Saint Antoine tournoie, chancelle et tombe sur le seuil de sa cabane, épuisé, haletant ; la sueur ruisselle de son front, ses dents claquent, un mouvement convulsif secoue ses membres ; il râle ; le cochon grogne ; dans son coin le Diable rit.
Un crépuscule verdâtre montant du fond de l’horizon découpe le ciel gris de trouées inégales, le brouillard tombe.
Paraît la Mort.
Un grand suaire, retenu par un nœud sur le sommet de son crâne jaune, lui descend jusqu’aux talons, laissant à découvert le devant de son squelette et sa face où il manque le nez ; ses mâchoires avancées reluisent, ses os claquent en marchant. Elle a sous le bras gauche une bière neuve qu’elle jette par terre, et tient passé au bras droit un fouet de postillon dont la mèche traîne.
Elle arrive montée sur son cheval noir, qui est grand, maigre, ensellé, gros du ventre et moucheté de place en place par les arrachures de son pelage, ses sabots si usés qu’ils sont recourbés par le bout comme des croissants de lune ; sa crinière, pleine de brins de paille, de feuilles sèches et de poussière, lui tombe jusqu’aux genoux, et il lève au vent, en reniflant, ses naseaux larges comme des trompes.
La Mort lui accroche au garrot la faux qu’elle portait sur l’épaule, et il s’en va paître parmi les ruines de la chapelle, marchant et glissant sur les pierres qu’il casse.
La Mort s’avance, le cochon court se cacher.
La Mort se rapproche de saint Antoine, elle le considère en face, immobile, les bras pendant le long du corps et les poignets croisés ; baissant la tête par les tendons de son cou, elle tord la bouche et sourit. Antoine tressaille.
la mort.

As-tu peur ?

Antoine se met à la regarder sans rien dire.

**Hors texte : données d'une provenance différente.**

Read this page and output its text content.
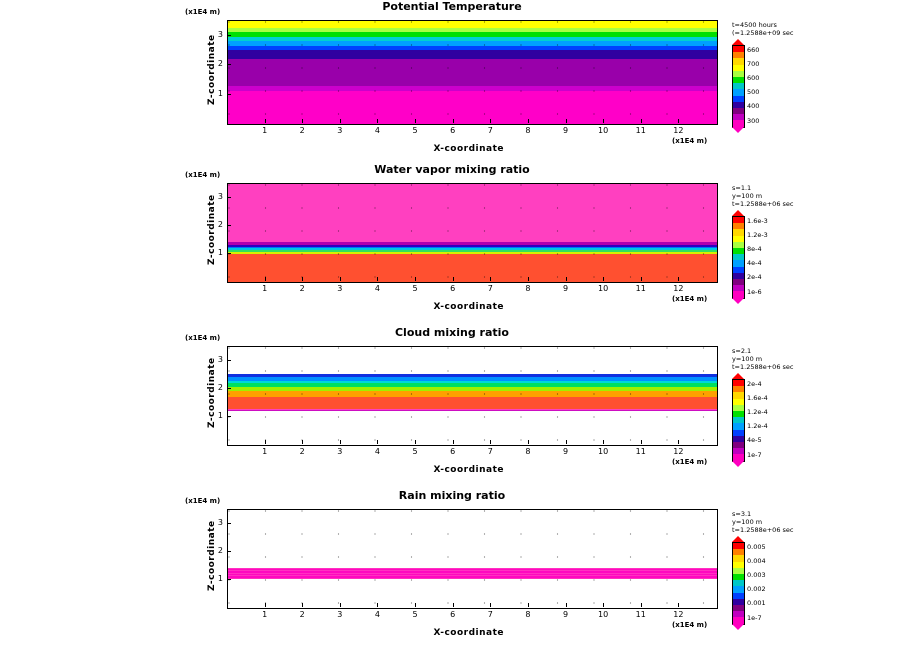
Potential Temperature
(x1E4 m)
Z-coordinate 1
2
3
1	2	3	4	5	6	7	8	9	10	11	12
(x1E4 m)
X-coordinate
t=4500 hours
(=1.2588e+09 sec
660
700
600
500
400
300
Water vapor mixing ratio
(x1E4 m)
Z-coordinate 1
2
3
1	2	3	4	5	6	7	8	9	10	11	12
(x1E4 m)
X-coordinate
s=1.1
y=100 m
t=1.2588e+06 sec
1.6e-3
1.2e-3
8e-4
4e-4
2e-4
1e-6
Cloud mixing ratio
(x1E4 m)
Z-coordinate 1
2
3
1	2	3	4	5	6	7	8	9	10	11	12
(x1E4 m)
X-coordinate
s=2.1
y=100 m
t=1.2588e+06 sec
2e-4
1.6e-4
1.2e-4
1.2e-4
4e-5
1e-7
Rain mixing ratio
(x1E4 m)
Z-coordinate 1
2
3
1	2	3	4	5	6	7	8	9	10	11	12
(x1E4 m)
X-coordinate
s=3.1
y=100 m
t=1.2588e+06 sec
0.005
0.004
0.003
0.002
0.001
1e-7
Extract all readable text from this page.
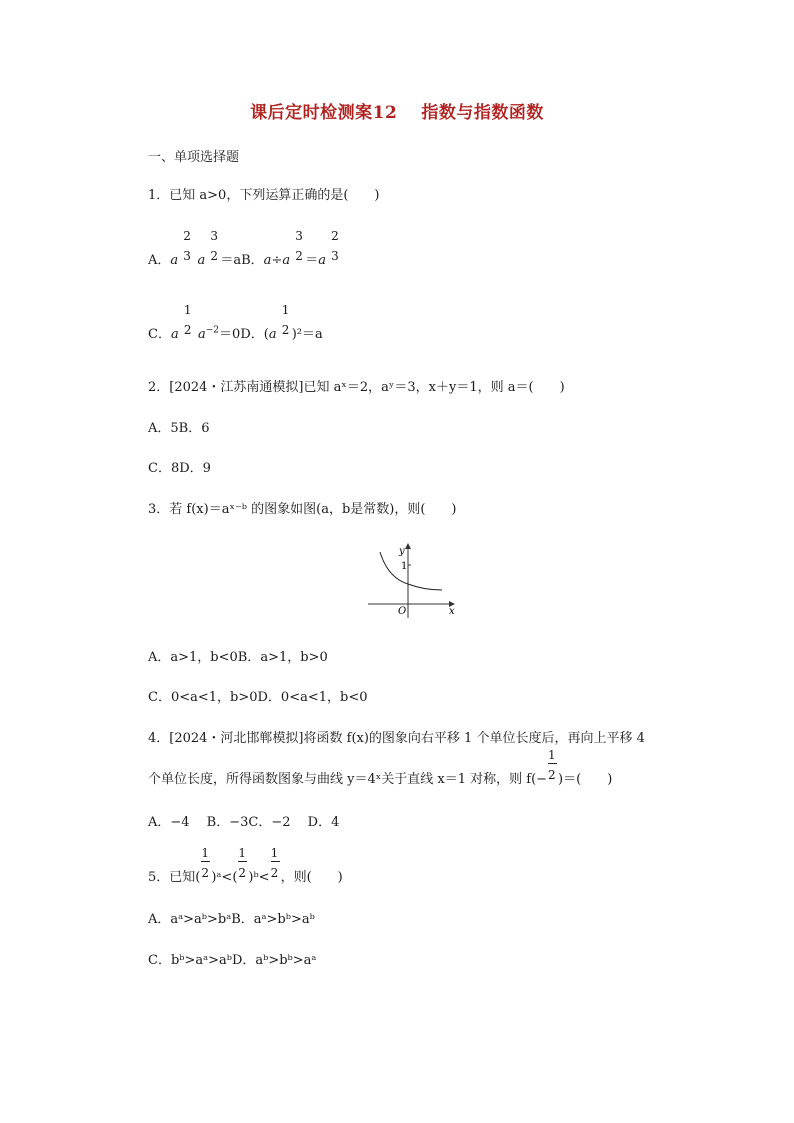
课后定时检测案12 指数与指数函数
一、单项选择题
1．已知 a>0，下列运算正确的是(　　)
A．a
2
3 a
3
2 ＝aB．a÷a
3
2 ＝a
2
3
C．a
1
2 $a^{-2}=0D$．(a
1
2 )²＝a
2．[2024・江苏南通模拟]已知 aˣ＝2，aʸ＝3，x＋y＝1，则 a＝(　　)
A．5B．6
C．8D．9
3．若 f(x)＝aˣ⁻ᵇ 的图象如图(a，b是常数)，则(　　)
y
1
O	x
A．a>1，b<0B．a>1，b>0
C．0<a<1，b>0D．0<a<1，b<0
4．[2024・河北邯郸模拟]将函数 f(x)的图象向右平移 1 个单位长度后，再向上平移 4
个单位长度，所得函数图象与曲线 y＝4ˣ关于直线 x＝1 对称，则 $f(- \frac{1}{2}$ )＝(　　)
A．−4　 B．−3C．−2　 D．4
5．已知( $\frac{1}{2}$ )ᵃ<( $\frac{1}{2}$ )ᵇ< $\frac{1}{2}$ ，则(　　)
A．aᵃ>aᵇ>bᵃB．aᵃ>bᵇ>aᵇ
C．bᵇ>aᵃ>aᵇD．aᵇ>bᵇ>aᵃ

Si tu as froid, tu n’auras plus froid ; si tu as faim, tu n’auras plus faim ; si tu es triste, tu ne seras plus triste.

Elle fait encore un pas, elle reprend d’une voix douce :

Dis ? veux-tu ? ce sera comme si tu dormais sans jamais te réveiller.

antoine
répétant machinalement.

Sans jamais me réveiller ?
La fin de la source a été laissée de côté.